KENSINGTON AND CHELSEA LOCAL PLAN
The Royal Borough of Kensington & Chelsea is currently consulting on an update of its Local Plan. This contains some very positive provisions regarding pubs. Section B of policy TC5 states that the Council will ‘Resist the loss of public houses and other drinking establishments throughout the Borough’ and section 5.62 says that ‘the Council will have regard to Policy HC7 of the London Plan, ‘Protecting public houses’, when considering any application which includes the loss of a public house or pub floorspace’. The additional specification of ‘floorspace’ is very significant. Section 5.63 goes on to specify, ‘Any proposal which includes the loss of upper floors or ancillary uses such as function rooms and staff accommodation must demonstrate that this loss will not compromise the operation or viability of the public house. Measures must be put in place which would mitigate the impacts of noise for new and subsequent residents is accordance with the ‘agents of change’ principle’. If any readers who are RBKC residents would like to support these measures, the consultation runs until 22 December. Go here to see the consultation documents and comment on-line. Alternatively, you can download a response form from the same site. The next stage is for the council to submit the plan to the Secretary of State for Levelling Up, Housing and Communities who then appoints an inspector to examine the plan. The inspector will take into account all comments made at this stage. If accepted, this could be a template for what we would like to see in all London borough local plans.

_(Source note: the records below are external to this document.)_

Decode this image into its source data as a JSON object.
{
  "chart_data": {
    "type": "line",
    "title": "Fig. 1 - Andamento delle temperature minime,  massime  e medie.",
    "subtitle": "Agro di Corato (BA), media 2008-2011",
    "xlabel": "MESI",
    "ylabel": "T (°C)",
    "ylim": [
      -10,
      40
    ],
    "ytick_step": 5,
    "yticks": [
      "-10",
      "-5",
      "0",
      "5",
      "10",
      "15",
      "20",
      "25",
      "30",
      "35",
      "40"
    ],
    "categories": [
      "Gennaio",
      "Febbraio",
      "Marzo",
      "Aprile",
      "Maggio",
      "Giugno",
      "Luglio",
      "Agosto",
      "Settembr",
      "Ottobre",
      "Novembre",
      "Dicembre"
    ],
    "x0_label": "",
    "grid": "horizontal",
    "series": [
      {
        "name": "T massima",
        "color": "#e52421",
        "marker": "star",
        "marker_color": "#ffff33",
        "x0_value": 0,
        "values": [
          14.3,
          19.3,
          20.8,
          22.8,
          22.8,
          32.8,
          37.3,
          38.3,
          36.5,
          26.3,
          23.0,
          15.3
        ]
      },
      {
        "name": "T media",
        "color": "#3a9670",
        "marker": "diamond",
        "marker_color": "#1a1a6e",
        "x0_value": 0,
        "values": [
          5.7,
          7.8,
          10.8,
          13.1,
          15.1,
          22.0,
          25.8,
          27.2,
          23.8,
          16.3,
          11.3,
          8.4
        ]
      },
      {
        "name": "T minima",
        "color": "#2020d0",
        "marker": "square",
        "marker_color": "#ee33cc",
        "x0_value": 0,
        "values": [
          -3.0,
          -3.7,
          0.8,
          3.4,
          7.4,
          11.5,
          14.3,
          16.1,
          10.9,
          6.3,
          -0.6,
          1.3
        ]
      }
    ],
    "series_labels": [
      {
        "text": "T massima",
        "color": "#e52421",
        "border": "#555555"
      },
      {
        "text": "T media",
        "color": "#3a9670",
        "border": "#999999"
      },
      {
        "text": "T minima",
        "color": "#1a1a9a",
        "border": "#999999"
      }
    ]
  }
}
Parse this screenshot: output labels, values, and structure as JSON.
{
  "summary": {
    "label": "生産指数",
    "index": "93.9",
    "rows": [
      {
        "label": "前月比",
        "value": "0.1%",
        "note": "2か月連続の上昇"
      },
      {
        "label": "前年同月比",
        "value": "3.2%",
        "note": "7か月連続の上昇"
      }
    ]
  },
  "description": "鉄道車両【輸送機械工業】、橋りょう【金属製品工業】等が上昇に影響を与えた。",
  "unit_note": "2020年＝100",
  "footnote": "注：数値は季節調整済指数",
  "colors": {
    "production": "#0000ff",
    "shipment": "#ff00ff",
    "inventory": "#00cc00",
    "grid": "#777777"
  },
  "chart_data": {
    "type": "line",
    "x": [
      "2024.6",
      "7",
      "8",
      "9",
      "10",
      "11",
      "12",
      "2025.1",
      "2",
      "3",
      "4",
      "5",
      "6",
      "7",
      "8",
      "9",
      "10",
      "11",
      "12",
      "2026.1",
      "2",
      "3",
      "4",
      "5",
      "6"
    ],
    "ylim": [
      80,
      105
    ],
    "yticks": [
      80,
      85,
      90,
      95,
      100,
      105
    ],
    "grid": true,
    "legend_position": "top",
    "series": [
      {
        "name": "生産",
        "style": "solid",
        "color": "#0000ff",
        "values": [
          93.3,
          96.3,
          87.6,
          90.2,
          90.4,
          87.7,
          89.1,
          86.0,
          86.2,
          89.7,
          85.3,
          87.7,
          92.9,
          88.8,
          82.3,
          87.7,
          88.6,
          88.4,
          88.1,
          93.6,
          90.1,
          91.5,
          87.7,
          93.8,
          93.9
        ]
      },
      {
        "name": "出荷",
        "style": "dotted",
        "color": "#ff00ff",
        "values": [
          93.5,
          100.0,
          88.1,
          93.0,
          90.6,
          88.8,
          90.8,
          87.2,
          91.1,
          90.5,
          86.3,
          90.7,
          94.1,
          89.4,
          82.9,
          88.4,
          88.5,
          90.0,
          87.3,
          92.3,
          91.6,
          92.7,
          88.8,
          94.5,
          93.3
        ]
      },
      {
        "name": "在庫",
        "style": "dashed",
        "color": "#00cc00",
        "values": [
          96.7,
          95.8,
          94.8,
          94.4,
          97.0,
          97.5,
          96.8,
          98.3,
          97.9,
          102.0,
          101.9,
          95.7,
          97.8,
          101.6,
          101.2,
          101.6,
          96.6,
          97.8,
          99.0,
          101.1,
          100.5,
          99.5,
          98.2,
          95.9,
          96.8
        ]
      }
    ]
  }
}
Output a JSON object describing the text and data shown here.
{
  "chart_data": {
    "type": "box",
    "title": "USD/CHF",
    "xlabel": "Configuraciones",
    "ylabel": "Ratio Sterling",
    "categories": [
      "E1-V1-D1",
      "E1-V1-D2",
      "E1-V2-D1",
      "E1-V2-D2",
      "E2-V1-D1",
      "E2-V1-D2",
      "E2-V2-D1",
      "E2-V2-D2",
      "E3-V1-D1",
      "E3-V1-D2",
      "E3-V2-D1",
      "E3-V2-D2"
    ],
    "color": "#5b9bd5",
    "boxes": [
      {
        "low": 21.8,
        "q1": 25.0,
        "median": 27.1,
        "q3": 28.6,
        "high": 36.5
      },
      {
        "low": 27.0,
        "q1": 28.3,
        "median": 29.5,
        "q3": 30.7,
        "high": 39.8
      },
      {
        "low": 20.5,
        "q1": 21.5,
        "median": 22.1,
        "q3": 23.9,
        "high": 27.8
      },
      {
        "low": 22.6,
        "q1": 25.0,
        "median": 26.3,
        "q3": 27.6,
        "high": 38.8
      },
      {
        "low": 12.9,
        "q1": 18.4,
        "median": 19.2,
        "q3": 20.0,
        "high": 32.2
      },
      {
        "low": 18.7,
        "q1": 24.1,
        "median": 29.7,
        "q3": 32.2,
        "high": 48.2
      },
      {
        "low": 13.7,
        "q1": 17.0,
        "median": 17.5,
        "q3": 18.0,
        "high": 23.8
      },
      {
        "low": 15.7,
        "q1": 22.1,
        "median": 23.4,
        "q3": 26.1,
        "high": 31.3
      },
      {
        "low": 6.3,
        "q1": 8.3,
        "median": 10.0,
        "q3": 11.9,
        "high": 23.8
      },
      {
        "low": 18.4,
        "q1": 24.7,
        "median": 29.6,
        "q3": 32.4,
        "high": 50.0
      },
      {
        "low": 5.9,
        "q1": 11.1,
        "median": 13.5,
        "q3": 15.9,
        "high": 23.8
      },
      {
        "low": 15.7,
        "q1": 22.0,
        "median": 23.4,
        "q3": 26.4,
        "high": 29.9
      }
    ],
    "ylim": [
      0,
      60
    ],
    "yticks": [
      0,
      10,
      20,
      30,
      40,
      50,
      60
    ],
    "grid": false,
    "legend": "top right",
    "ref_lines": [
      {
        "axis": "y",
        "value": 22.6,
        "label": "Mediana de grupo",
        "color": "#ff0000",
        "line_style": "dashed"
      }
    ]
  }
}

CONVERTING PUBS TO RESTAURANTS
This is an appropriate point at which to remind readers that converting a pub to a restaurant (with no bar and table service only) is a change of use (from sui generis drinking establishment to Class E (b)) which requires planning permission. This also applies to any attempt to convert a pub to a hotel (Class C1). This is important because it has implications for permitted development rights which may make it easier to eventually convert the property to residential use. The addition of a dedicated restaurant area to an existing pub is however permissible so long as the pub continues to function as a drinking establishment.
PLANNING REFORM
The Government have been making noises about reforming the planning system for some time. The minister responsible is the Secretary of State for Levelling Up, Housing and Communities, who is, once again, Michael Gove. A bill, the Levelling Up and Regeneration Bill, was introduced in May 2022 and is currently making its way through the House of Commons. My understanding is that its principal aim is to speed up and simplify planning procedures. This could involve removing some protections that could affect pubs, especially in new enterprise zones where the local authority may be replaced as the planning authority. These changes may be enacted using secondary legislation, so may not be immediately obvious from the terms of the Bill. The Local Government Association have commented that the Bill ‘is not easy to read or to understand’ and so more research is needed.